The scenes told from Tissaphernes’s point of view further highlight his role as a villain as his inner monologue reveals his selfish motivations and ambitions.  The story told from Tissaphernes’s viewpoint helps turn him into an embodiment of the distain that the ancient Persians had for the Greeks and their soldiers.  Despite seeing the Greeks’ substantial battle prowess, Tissaphernes and many of the Persians viewed the Greeks as second-rate soldiers, and it is fascinating to see how deeply held this belief was.

After the first two thirds of the book, the story is told exclusively from the point of view of Xenophon and starts to mostly represent Book III and Book IV of the Anabasis.  This part of the book allows the reader a closer view of the Spartan and Greek forces as they participate in their epic march and is very entertaining.  Even as the story becomes confined to only one narrator, Iggulden is still able to provide the necessary detail and drama in the final part of the book to keep the story going strong and maintain the reader’s attention and enjoyment.

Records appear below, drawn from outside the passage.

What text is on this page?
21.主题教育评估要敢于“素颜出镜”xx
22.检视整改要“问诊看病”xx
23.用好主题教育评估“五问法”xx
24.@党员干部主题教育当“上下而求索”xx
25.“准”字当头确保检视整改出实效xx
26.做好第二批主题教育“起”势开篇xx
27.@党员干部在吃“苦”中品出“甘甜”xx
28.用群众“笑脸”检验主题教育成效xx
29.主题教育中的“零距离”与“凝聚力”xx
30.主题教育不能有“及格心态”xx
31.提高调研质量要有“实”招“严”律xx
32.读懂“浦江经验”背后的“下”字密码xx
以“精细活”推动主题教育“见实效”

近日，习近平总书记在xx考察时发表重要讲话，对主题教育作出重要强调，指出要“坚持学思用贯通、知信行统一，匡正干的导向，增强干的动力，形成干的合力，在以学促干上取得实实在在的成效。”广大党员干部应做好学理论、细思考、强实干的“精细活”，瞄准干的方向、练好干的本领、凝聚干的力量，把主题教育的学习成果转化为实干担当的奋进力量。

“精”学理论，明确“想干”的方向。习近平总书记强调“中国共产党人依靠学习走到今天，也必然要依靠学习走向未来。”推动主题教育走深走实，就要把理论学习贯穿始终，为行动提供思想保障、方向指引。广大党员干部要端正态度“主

Special attention needs to be given to the masterful portrayal of the Greeks and Spartans in battle.  Iggulden has an incredible eye for detail and an amazing writing style that brings the reader right into the heart of the book’s large-scale action sequences.  In particular, he spends a significant amount of time focusing on the Greeks and the Spartans and does an amazing job of capturing their battle techniques, tactics and mentality.  There are a large number of battle scenes within this book, and Iggulden uses every opportunity to show off the prowess of his heroes in as much detail as possible, allowing the reader to easily witness the events in their minds.  The Persian soldiers are also examined in the scenes narrated by Cyrus, and it is interesting to see the differences in the fighting style and mentality of the Greeks and Persians.  Those interested in reading about this part of history will love the amount of attention given to the Spartans and find many of the associated descriptions deeply fascinating.

Conn Iggulden has once again produced a masterful and absorbing fictional account that focuses on an utterly intriguing historical event.  Bringing the reader right into the middle of the march of the Ten Thousand, Iggulden expands on Xenophon’s Anabasis and provides a more dramatic and elegant story of betrayal, endurance and survival.  The Falcon of Sparta is a love letter to one of history’s most legendary race of warriors, and it provides the reader with a detailed exploration of Spartan warfare, lifestyle and mentality.  This is a breathtaking and highly recommended piece of historical fiction that is guaranteed to drag you in for the long haul.